Seething Akira, a five-piece electro punk act, were up next. Before they can even start, Kit Conrad (one of the vocalists) came around to shake the hand of everyone in the room, describing himself and the band as nice chaps from Portsmouth. This took place before he started running a couple of laps around the stage. Clearly, he has far too much energy to burn off! From the off they were very enjoyable, with Kit and co-vocalist Charlie Bowes taking their turns to deliver what would be easiest described as Rage Against the Machine meets the Prodigy.

There is an element of rawness to their music live that belies that they are actually quite polished at the same time, with both vocalists interchanging heavily. Charlie Bowes referred to Stu Radcliffe as drumming like a USB device, which drew a few smiles from the audience. While the turnout still isn't great, the band do their utmost to involve everyone there and make them feel part of it all, with Kit Conrad declaring that we should all get a house share with cats. I was almost sold on it myself until the mention of cats - if he'd mentioned dogs, I would have already picked up the keys to our wonderful new abode!

Seething Akira's set was fun as well as enjoyable, with both Kit Conrad and Charlie Bowes taking their turns between songs to speak with the crowd. I have no idea how Kit had the breath to breathe with the amount of running around he was doing, including joining in the hardcore pit to the last couple of songs. All in all, Seething Akira were absolutely brilliant!


The Unicorn has long been a dependable venue for live music where the sound has been rarely questioned, but tonight NESHIIMA fell victum to an almost total disaster when they accidently left their USB stick for most of their backing tracks and music effects back home in Glasgow. Luckily the band's guitar hero Ross Cloughley (with help of the the other support bands on the bill) managed to access them through the power of the cloud. Despite this hindrance, the quartet persevered and proficiently powered through an abundance of tracks from their Purple, Green and Orange EPs, with a couple of deep cuts thrown in for good measure.

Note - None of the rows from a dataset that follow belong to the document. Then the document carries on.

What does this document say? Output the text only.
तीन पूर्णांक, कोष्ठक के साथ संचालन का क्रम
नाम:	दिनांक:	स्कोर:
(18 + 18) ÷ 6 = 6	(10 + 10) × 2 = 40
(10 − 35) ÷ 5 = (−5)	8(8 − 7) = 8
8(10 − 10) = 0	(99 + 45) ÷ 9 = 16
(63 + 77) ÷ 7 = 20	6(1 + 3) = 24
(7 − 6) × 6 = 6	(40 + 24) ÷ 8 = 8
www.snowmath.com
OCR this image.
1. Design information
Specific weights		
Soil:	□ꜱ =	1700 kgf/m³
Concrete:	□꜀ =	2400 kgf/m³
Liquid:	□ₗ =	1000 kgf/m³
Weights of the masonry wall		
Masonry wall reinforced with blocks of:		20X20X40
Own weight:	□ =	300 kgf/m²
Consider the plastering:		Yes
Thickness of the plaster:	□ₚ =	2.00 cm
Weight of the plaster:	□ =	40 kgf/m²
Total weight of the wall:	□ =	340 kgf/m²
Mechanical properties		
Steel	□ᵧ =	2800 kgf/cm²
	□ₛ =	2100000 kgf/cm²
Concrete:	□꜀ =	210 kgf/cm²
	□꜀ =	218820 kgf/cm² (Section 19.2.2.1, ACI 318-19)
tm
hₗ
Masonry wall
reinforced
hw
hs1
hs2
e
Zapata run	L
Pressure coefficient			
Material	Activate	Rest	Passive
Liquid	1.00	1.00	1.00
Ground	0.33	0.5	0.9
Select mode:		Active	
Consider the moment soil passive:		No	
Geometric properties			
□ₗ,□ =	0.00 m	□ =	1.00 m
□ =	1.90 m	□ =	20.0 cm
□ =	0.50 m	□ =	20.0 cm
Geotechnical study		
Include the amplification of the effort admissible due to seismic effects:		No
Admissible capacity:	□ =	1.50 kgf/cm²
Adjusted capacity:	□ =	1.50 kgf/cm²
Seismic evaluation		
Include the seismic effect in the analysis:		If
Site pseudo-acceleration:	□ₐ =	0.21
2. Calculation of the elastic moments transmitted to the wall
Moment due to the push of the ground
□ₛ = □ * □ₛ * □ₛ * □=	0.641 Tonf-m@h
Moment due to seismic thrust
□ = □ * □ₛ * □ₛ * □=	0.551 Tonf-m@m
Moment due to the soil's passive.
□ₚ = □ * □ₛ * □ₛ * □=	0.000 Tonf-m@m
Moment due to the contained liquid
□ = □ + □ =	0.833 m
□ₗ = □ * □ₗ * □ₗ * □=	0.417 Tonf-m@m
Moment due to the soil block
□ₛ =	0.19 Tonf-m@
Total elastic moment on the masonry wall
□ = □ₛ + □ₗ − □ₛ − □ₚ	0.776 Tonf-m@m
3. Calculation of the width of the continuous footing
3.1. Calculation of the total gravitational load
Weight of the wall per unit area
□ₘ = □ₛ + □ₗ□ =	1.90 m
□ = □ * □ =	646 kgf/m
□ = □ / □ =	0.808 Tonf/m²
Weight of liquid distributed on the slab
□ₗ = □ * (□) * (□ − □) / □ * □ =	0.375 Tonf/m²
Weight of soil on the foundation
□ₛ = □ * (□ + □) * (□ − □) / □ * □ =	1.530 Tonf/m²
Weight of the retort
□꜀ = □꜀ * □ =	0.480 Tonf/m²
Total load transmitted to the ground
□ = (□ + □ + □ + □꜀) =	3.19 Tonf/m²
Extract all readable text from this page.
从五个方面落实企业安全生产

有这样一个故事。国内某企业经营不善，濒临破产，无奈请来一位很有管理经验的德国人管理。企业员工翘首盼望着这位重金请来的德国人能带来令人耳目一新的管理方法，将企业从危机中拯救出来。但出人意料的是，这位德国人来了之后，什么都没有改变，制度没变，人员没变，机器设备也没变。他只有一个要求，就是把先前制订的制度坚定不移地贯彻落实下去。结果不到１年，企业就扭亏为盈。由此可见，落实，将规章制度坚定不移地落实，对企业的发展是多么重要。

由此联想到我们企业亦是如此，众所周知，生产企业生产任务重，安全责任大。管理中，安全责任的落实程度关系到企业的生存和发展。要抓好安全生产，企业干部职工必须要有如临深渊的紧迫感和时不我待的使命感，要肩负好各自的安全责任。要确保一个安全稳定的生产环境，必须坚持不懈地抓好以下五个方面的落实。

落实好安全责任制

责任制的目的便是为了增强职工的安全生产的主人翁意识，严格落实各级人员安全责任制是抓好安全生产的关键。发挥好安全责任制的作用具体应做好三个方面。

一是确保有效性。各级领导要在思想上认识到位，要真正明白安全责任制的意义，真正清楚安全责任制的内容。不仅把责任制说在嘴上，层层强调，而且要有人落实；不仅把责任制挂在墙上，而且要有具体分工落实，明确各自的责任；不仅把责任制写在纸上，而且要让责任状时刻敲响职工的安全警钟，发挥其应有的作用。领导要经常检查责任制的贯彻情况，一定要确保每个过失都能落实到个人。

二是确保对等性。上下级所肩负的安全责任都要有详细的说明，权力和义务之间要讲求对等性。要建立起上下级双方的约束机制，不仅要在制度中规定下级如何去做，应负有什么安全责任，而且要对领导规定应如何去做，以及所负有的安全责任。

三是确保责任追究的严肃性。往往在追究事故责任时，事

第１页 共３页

Their energy never wavered throughout their entire show as they bounced around the venue, climbing on furniture and throwing in impromptu dabs whenever the mood saw fit. A particular highlight of Neshiima‘s set was when they unleashed the crushingly heavy "Caving In" to close off the set - it was the tightest I've ever heard this band play. The band's charismatic frontman Liam Hesslewood had the crowd in the palm of his hand for the entirety of their set with his soaring high notes and spine tingling screams, as well as his lyrical prowess whenever he decided to spit some bars.

If there's anything this set managed to do, it was leaving an emphatic statement that Neshiima are destined for bigger things. Their inviting blend of electronica, hip hop and bouncy metal is a formula for success and will appeal to a wide range of listeners. I hope that we get a proper full-length album in the near future!